The U.S. military was on guard Monday for a possible violent reaction from ISIS and other terror groups to a report on alleged use of torture by the CIA in interrogations of terror suspects.

"There is certainly the possibility that the release of this report could cause unrest, and therefore the Joint Staff has directed the combatant commands to take the appropriate force protection measures," said Army Col. Steve Warren, a Pentagon spokesman.

The controversial report expected to be released by the Senate Tuesday was said to contain graphic descriptions of the "enhanced interrogation techniques" used by the CIA at secret sites around the world after 9/11 to gain information from suspects on terror networks and planning.

U.S. embassies worldwide have also been put on alert for the release of the report by the Senate Intelligence Committee.
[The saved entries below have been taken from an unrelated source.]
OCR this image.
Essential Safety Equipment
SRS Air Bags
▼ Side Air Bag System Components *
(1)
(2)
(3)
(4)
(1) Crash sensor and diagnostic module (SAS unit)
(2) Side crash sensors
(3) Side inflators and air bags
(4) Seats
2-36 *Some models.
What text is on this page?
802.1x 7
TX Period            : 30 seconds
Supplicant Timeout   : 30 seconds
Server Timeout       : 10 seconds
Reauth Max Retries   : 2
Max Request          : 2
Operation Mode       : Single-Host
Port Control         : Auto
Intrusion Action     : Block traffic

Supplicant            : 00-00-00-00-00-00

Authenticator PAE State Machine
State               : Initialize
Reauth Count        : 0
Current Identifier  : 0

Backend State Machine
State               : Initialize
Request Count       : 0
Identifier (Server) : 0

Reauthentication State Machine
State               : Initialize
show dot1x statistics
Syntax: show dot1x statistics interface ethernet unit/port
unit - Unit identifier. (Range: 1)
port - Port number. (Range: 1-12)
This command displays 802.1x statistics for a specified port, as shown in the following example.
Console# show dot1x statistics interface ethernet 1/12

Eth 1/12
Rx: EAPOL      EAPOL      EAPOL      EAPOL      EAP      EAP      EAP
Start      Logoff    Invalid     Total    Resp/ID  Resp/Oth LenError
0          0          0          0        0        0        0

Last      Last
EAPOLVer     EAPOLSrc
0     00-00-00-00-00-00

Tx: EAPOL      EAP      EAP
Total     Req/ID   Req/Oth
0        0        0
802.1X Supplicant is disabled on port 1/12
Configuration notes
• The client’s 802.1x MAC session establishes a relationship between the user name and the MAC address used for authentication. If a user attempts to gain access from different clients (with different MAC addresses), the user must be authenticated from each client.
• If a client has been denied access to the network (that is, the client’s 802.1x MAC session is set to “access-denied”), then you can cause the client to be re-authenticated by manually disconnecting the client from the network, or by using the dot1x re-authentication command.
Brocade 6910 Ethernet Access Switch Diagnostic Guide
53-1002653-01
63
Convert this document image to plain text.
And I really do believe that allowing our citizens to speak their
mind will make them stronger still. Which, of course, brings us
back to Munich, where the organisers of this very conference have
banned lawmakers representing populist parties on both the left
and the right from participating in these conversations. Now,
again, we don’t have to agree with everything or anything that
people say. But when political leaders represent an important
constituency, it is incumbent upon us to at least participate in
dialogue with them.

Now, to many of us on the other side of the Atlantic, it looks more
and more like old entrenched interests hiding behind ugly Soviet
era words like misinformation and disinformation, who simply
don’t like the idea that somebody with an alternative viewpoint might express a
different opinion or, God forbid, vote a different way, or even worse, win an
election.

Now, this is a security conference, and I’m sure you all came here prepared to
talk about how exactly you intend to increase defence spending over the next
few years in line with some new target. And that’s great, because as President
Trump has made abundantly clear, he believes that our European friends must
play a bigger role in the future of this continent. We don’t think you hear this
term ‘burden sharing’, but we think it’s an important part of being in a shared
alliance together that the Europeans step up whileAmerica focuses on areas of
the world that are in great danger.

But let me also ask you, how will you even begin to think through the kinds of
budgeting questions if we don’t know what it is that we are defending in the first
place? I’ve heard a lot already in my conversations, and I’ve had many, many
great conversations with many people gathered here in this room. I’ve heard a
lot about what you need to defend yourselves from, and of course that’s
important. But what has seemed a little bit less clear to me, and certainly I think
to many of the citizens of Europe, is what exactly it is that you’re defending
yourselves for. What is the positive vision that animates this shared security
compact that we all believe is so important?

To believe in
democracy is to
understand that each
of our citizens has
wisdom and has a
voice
On ABC's "This Week" program, Rep. Mike Rogers, a Republican from Michigan and the chairman of the House Intelligence Committee, warned that the Islamic State of Iraq and Syria and other groups would take advantage of the report to provoke attacks against U.S. targets.

"They don't have to be accurate or right, they just have to believe it's true and they will take advantage of that," he said. "We know that ISIL propaganda operations will -- this is the mother lode for them," he added, referring to another name for the extremist group.

"You have foreign leaders saying this report in its current form will incite violence," the congressman said. "You have liaison partners in the intelligence community saying this will incite violence. This will in fact incite violence and it's likely to cost someone their life."

Secretary of State John Kerry has also reportedly warned Sen. Dianne Feinstein, a Democrat from California and the head of the Senate Intelligence Committee, of the potential consequences of releasing the report at this time.

Last month, three sailors from the guided-missile destroyer USS Ross were roughed up while on shore leave in Turkey by a group of protesters.

"We find you as murderers, as killers, we want you to get out of our land," one of the protesters shouted at the sailors, according to video of the incident.

The report is an unclassified summary of a 6,200-page classified document. Democrats on the committee and their staffs spent six years reviewing CIA documents about the agency's "enhanced interrogation techniques" including waterboarding under the administration of former President George W. Bush. The techniques were later banned by President Obama.

Sen. Mark Udall, a Democrat from Colorado, a member of the Intelligence Committee and a critic of the CIA techniques, told Esquire magazine, "When this report is declassified, people will abhor what they read. They're gonna' be disgusted."

Feinstein told the Los Angeles Times that the harsh interrogations undermined "societal and constitutional values that we are very proud of. Anybody who reads this is going to never let this happen again."

Bush administration officials have reportedly joined with former CIA employees to challenge the report – even though the document asserts that the agency misled the White House about the use and results of some of the controversial techniques, including waterboarding.

"We're fortunate to have men and women who work hard at the C.I.A. serving on our behalf," the former president told CNN. "These are patriots and whatever the report says, if it diminishes their contributions to our country, it is way off base."